= 15th Ward (Syracuse, New York) =

Neighborhood in Syracuse, New York

The 15th Ward was a predominantly black historical neighborhood in the city of Syracuse, New York. Located in the central part of the city, the district played a crucial role in the demographic and social landscape of Syracuse from the early 1900’s until the early 1960’s. Making up nearly 90% of the African-American population within Syracuse. Consisting of not only dozens of black owned businesses and homes, but Jewish neighborhoods as well. The 15th ward became a refuge for many African-Americans before it was demolished during the urban renewal projects of the 1950s and 1960s. The ward created a safe space for African-Americans during an extremely oppressive time, facing so many challenges and obstacles both nationwide and locally.

== History ==

The 15th Ward was originally a densely populated area that emerged in the early 19th century located in the southeastern part of Syracuse, bounded roughly by Erie Boulevard East, South State Street, East Fayette Street, and South Townsend Street. The 15th ward was heavily influenced and created from a widely adapted oppressive system in the US, redlining, which allowed people of color and many new Americans only very limited housing in specific parts of the city, such as the 15th Ward. The ward was not only a home to African-Americans, but for many new Americans (Irish, Italian, and Polish immigrants) and a fairly large population of Jewish people as well.

Throughout the early and mid-20th century, the ward served as a hub for African American culture and life in Syracuse. Primarily due to the influx of millions of African-Americans fleeing the south of the United States during a time of mass migration known as the Great Migration. The ward became known for its vibrant African-American community, while fostering a space for a chance at black financial success and social acceptance. However, many of the African-Americans fleeing the south describe the city as “no different” or “just as bad” as the south. Many stated how they felt like they were only accepted and allowed to work in the colored part of the city (15th Ward). This prompted the ward to be deemed as a working class district. Leading to the creation of black business in a predominantly white city, which was almost an impossible task for many African-American citizens during the time period in all parts of the country.

However, the neighborhood underwent significant changes in the 1950’s and 1960’s due to urban renewal projects, specifically the construction of interstate-81. The project allowed the construction of Interstate-81 through the center of the city, exactly where the 15th Ward was located. These projects were allowed to happen due to the lack of African-American official representation, which led to the involvement of a certain civil right movement organization. There were also several protests against the destruction of the 15th ward by members of the community, students of Syracuse University, and members of the civil rights movement. These projects were aimed at revitalizing the city, leading to the displacement of 75% of the ward's residents and the demolition of a large portion of the ward's historical structures. Structures such as black owned business, home, and churches. Many of the ward residents were placed into some of the earliest housing projects in the United states, specifically Pioneer Homes, which is directly next to Interstate- 81.

== Demographic ==

Historically, the 15th Ward was predominantly African American, but with a mix of other cultures and ethnic backgrounds (Italians, Irish, and Polish), including a significant Jewish population. The area was known for its very close knit community bonds and a strong sense of neighborhood identity, described as everyone knowing each other. But, there was a drastic increase in the population of African-Americans in the 15th Ward during the shift from the 19th century to the 20th century, due to the mass of people fleeing the south during the Great Migration.

== Current Status ==
Today, the 15th Ward has transformed significantly. While it tries to maintain the elements of its rich cultural heritage, much of the area has been developed into commercial and residential properties, reflecting broader urban development trends seen in many other urban places throughout the United States. For instance, the Pioneer Homes housing project located within the reminiscence of the 15th ward. This housing project today consists of predominantly African Americans, and is located directly next to I-81. Due to the proximity of pioneer homes to I-81, many residents are subject to air pollution and a lack of grocery stores within the area, creating a food desert and an increase of reports of lung infections and asthma.

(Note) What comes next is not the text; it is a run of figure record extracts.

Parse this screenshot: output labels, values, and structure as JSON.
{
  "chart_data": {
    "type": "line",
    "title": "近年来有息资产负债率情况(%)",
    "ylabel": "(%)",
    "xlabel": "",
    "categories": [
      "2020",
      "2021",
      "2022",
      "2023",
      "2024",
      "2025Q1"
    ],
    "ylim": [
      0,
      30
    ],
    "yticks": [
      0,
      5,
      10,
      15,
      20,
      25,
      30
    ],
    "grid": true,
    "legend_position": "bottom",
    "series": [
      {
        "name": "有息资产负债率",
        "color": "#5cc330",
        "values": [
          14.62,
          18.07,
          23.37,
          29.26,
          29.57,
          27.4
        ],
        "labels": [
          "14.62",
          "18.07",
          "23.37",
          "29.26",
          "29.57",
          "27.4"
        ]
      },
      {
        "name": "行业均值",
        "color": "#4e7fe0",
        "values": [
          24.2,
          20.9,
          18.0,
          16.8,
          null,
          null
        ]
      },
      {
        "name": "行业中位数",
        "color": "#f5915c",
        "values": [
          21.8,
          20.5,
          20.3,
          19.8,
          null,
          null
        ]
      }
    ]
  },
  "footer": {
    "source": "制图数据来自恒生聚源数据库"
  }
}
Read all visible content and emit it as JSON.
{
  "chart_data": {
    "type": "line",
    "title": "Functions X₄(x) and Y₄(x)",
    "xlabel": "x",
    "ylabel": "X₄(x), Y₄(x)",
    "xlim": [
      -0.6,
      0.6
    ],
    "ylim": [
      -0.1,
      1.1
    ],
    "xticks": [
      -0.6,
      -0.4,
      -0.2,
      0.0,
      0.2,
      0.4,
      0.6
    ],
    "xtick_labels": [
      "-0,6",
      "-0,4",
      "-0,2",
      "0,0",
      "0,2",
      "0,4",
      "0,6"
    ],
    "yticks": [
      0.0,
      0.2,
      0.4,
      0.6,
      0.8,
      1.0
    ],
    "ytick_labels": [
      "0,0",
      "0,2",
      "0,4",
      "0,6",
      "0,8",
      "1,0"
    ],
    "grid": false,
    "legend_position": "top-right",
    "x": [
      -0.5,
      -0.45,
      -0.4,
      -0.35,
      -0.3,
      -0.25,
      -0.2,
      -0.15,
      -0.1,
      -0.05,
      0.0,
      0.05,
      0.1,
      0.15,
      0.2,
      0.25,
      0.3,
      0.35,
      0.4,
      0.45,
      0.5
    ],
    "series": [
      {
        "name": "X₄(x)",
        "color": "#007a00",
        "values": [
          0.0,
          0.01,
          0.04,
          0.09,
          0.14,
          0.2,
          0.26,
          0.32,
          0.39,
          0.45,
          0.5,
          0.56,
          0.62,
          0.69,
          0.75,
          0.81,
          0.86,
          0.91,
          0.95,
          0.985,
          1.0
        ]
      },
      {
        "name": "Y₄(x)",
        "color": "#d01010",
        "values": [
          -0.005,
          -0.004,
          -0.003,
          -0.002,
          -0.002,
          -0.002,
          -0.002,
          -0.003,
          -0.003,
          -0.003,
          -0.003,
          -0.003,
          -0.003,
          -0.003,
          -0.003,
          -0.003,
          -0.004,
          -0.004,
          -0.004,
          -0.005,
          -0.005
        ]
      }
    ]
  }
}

However, recent developments have decided that I-81 has reached the end of its life and has to be taken down. Due to this there have been attempts and efforts to commemorate the historical importance of the 15th Ward which are evident in local initiatives and cultural programs, as well as being given federal funding to start a "new 15th ward" public housing project. This project is intended to create better affordable public housing as well as creating a workforce development initiative through impoverished parts of the city, such as pioneer homes. These initiatives and programs are aimed to both bring awareness and to preserve the memory of the vibrant past of the 15th ward.